Conflito no Oriente Médio já impacta preços dos combustíveis das distribuidoras em MG
Depois da cotação do barril de petróleo subir mais de 10% e atingir cerca de US$ 83, em meio ao conflito no Oriente Médio, os preços dos combustíveis nas distribuidoras de Minas Gerais já começam a ser impactados. É o caso da Rede de Postos Ipiranga, que enviou um comunicado interno, ao qual o DIÁRIO DO COMÉRCIO teve acesso, informando o reajuste nos valores do diesel e da gasolina a partir desta quarta-feira (4).
De acordo com o comunicado, o aumento, cujo percentual não foi informado, é justificado pela alta nos preços internacionais do petróleo e de seus derivados. Procurada pelo DIÁRIO DO COMÉRCIO, a Ipiranga destacou, em nota, que o custo do setor de combustíveis é influenciado por diversos fatores e que, no caso do diesel, um deles é o fato de cerca de 30% do volume consumido no País ser importado.
Nesse contexto, a Ipiranga explicou ainda que “a empresa acompanha continuamente as condições de mercado e pode realizar ajustes comerciais, sempre em conformidade com a legislação vigente e alinhados às práticas do setor”.
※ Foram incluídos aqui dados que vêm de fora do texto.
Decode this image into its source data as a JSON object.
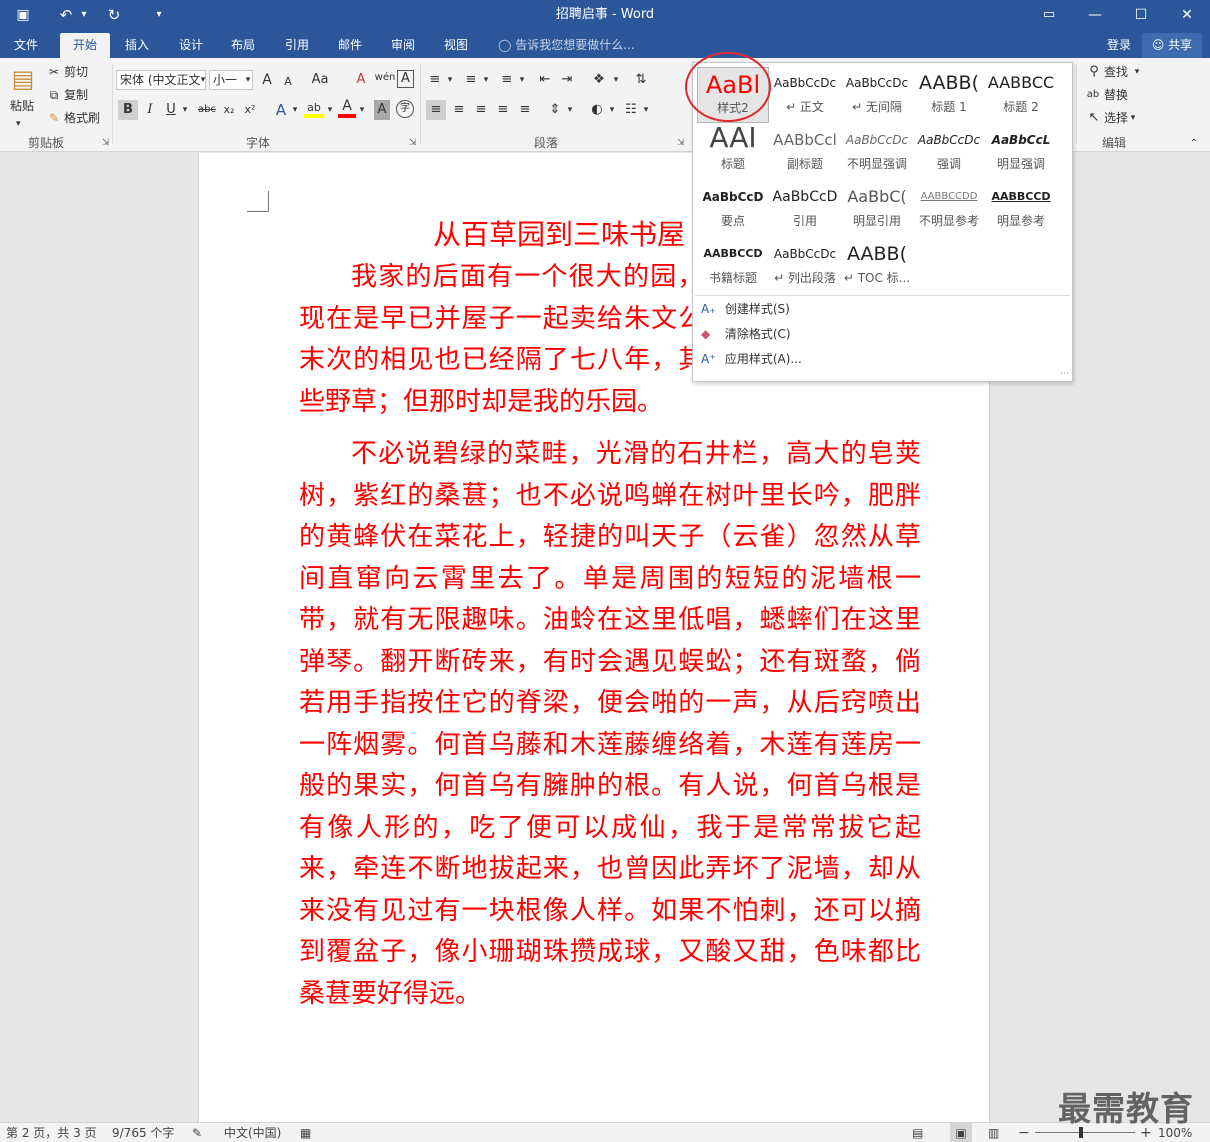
{
  "window": {
    "title": "招聘启事 - Word",
    "quick_access": {
      "save": "💾",
      "undo": "↶",
      "undo_drop": "▾",
      "redo": "↻",
      "customize": "▾"
    },
    "controls": {
      "ribbon_display": "▭",
      "minimize": "—",
      "maximize": "☐",
      "close": "✕"
    }
  },
  "tabs": [
    "文件",
    "开始",
    "插入",
    "设计",
    "布局",
    "引用",
    "邮件",
    "审阅",
    "视图"
  ],
  "active_tab": "开始",
  "tellme_placeholder": "告诉我您想要做什么...",
  "account": {
    "login": "登录",
    "share": "共享"
  },
  "clipboard": {
    "paste": "粘贴",
    "cut": "剪切",
    "copy": "复制",
    "format_painter": "格式刷",
    "label": "剪贴板"
  },
  "font": {
    "name": "宋体 (中文正文",
    "size": "小一",
    "grow": "A",
    "shrink": "A",
    "case": "Aa",
    "clear": "A",
    "phonetic": "wén",
    "border_char": "A",
    "bold": "B",
    "italic": "I",
    "underline": "U",
    "strike": "abc",
    "subscript": "x₂",
    "superscript": "x²",
    "effects": "A",
    "highlight": "ab",
    "color": "A",
    "shading": "A",
    "enclose": "字",
    "label": "字体"
  },
  "paragraph": {
    "label": "段落"
  },
  "editing": {
    "find": "查找",
    "replace": "替换",
    "select": "选择",
    "label": "编辑"
  },
  "style_gallery": {
    "items": [
      {
        "sample": "AaBl",
        "name": "样式2"
      },
      {
        "sample": "AaBbCcDc",
        "name": "↵ 正文"
      },
      {
        "sample": "AaBbCcDc",
        "name": "↵ 无间隔"
      },
      {
        "sample": "AABB(",
        "name": "标题 1"
      },
      {
        "sample": "AABBCC",
        "name": "标题 2"
      },
      {
        "sample": "AAI",
        "name": "标题"
      },
      {
        "sample": "AABbCcl",
        "name": "副标题"
      },
      {
        "sample": "AaBbCcDc",
        "name": "不明显强调"
      },
      {
        "sample": "AaBbCcDc",
        "name": "强调"
      },
      {
        "sample": "AaBbCcL",
        "name": "明显强调"
      },
      {
        "sample": "AaBbCcD",
        "name": "要点"
      },
      {
        "sample": "AaBbCcD",
        "name": "引用"
      },
      {
        "sample": "AaBbC(",
        "name": "明显引用"
      },
      {
        "sample": "AABBCCDD",
        "name": "不明显参考"
      },
      {
        "sample": "AABBCCD",
        "name": "明显参考"
      },
      {
        "sample": "AABBCCD",
        "name": "书籍标题"
      },
      {
        "sample": "AaBbCcDc",
        "name": "↵ 列出段落"
      },
      {
        "sample": "AABB(",
        "name": "↵ TOC 标..."
      }
    ],
    "commands": [
      {
        "label": "创建样式(S)",
        "icon": "A₊"
      },
      {
        "label": "清除格式(C)",
        "icon": "◆"
      },
      {
        "label": "应用样式(A)...",
        "icon": "A⁺"
      }
    ],
    "accent": "#e0282a"
  },
  "document": {
    "title": "从百草园到三味书屋",
    "paragraphs": [
      "我家的后面有一个很大的园，相传叫作百草园。现在是早已并屋子一起卖给朱文公的子孙了，连那最末次的相见也已经隔了七八年，其中似乎确凿只有一些野草；但那时却是我的乐园。",
      "不必说碧绿的菜畦，光滑的石井栏，高大的皂荚树，紫红的桑葚；也不必说鸣蝉在树叶里长吟，肥胖的黄蜂伏在菜花上，轻捷的叫天子（云雀）忽然从草间直窜向云霄里去了。单是周围的短短的泥墙根一带，就有无限趣味。油蛉在这里低唱，蟋蟀们在这里弹琴。翻开断砖来，有时会遇见蜈蚣；还有斑蝥，倘若用手指按住它的脊梁，便会啪的一声，从后窍喷出一阵烟雾。何首乌藤和木莲藤缠络着，木莲有莲房一般的果实，何首乌有臃肿的根。有人说，何首乌根是有像人形的，吃了便可以成仙，我于是常常拔它起来，牵连不断地拔起来，也曾因此弄坏了泥墙，却从来没有见过有一块根像人样。如果不怕刺，还可以摘到覆盆子，像小珊瑚珠攒成球，又酸又甜，色味都比桑葚要好得远。"
    ],
    "text_color": "#ff0000"
  },
  "status": {
    "page": "第 2 页，共 3 页",
    "words": "9/765 个字",
    "language": "中文(中国)",
    "zoom": "100%",
    "zoom_minus": "−",
    "zoom_plus": "+",
    "zoom_level": 1.0
  },
  "watermark": "最需教育"
}
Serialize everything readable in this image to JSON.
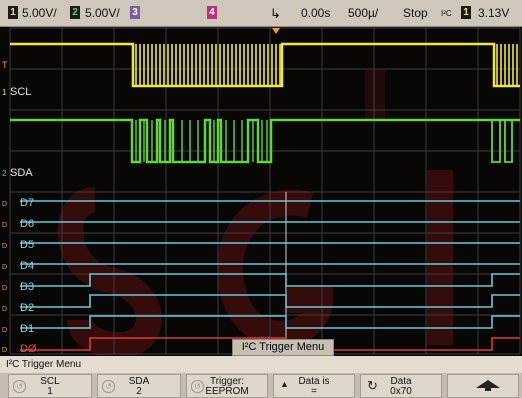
{
  "status": {
    "ch1_number": "1",
    "ch1_scale": "5.00V/",
    "ch2_number": "2",
    "ch2_scale": "5.00V/",
    "ch3_number": "3",
    "ch4_number": "4",
    "time_delay": "0.00s",
    "time_scale": "500µ/",
    "run_state": "Stop",
    "trigger_type": "I²C",
    "trigger_channel": "1",
    "trigger_level": "3.13V"
  },
  "traces": {
    "scl_label": "SCL",
    "sda_label": "SDA",
    "digital_labels": [
      "D7",
      "D6",
      "D5",
      "D4",
      "D3",
      "D2",
      "D1",
      "DØ"
    ],
    "ch1_marker": "1",
    "ch2_marker": "2",
    "trigger_marker": "T",
    "digital_marker": "D"
  },
  "overlay": {
    "message": "I²C Trigger Menu"
  },
  "menu": {
    "title": "I²C Trigger Menu",
    "softkeys": [
      {
        "line1": "SCL",
        "line2": "1"
      },
      {
        "line1": "SDA",
        "line2": "2"
      },
      {
        "line1": "Trigger:",
        "line2": "EEPROM"
      },
      {
        "line1": "Data is",
        "line2": "="
      },
      {
        "line1": "Data",
        "line2": "0x70"
      }
    ]
  },
  "colors": {
    "ch1": "#f0e83a",
    "ch2": "#62d63a",
    "digital": "#6ec6d8",
    "d0": "#e03a3a",
    "status_bg": "#cfc7b9"
  }
}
Na avaliação do presidente da Associação Brasileira dos Importadores de Combustíveis (Abicom), Sérgio Araújo, o aumento já era esperado. Desde o ataque coordenado pelos Estados Unidos e por Israel contra o Irã, na madrugada do último sábado (28/02), o valor do barril de petróleo registrou forte alta, elevando os custos e ampliando ainda mais a defasagem entre os preços praticados no Brasil e a cotação internacional.
Segundo o presidente da Abicom, enquanto o diesel é vendido no mercado internacional a cerca de R$ 4,51 por litro, o preço praticado pela Petrobras é de R$ 3,20 por litro. Já a gasolina, cujo preço médio no mercado internacional gira em torno de R$ 3 por litro, é vendida pela Petrobras no Brasil a R$ 2,64 por litro. A situação impacta os preços praticados por refinarias privadas e importadoras, que pressionam a Petrobras por um reajuste.
Procurada, a Petrobras informou, em nota, que monitora diariamente os fundamentos do mercado internacional e seus possíveis desdobramentos para o mercado brasileiro, tendo como premissas a prática de preços competitivos frente às principais alternativas de suprimento e o não repasse imediato da volatilidade externa aos preços internos.
Segundo a empresa, essa estratégia evita a prática de reajustes diários, para cima e para baixo, como ocorria no passado. A Petrobras destaca ainda que possui boas condições de refino e logística, o que permite proporcionar períodos de maior estabilidade de preços aos clientes. “Essa prática é especialmente importante em momentos de alta volatilidade, como o que vivemos agora”, afirmou.
Sobre a possibilidade de novos reajustes, a Petrobras declarou que, “por questões concorrenciais, não antecipa decisões sobre manutenção ou reajuste de preços”.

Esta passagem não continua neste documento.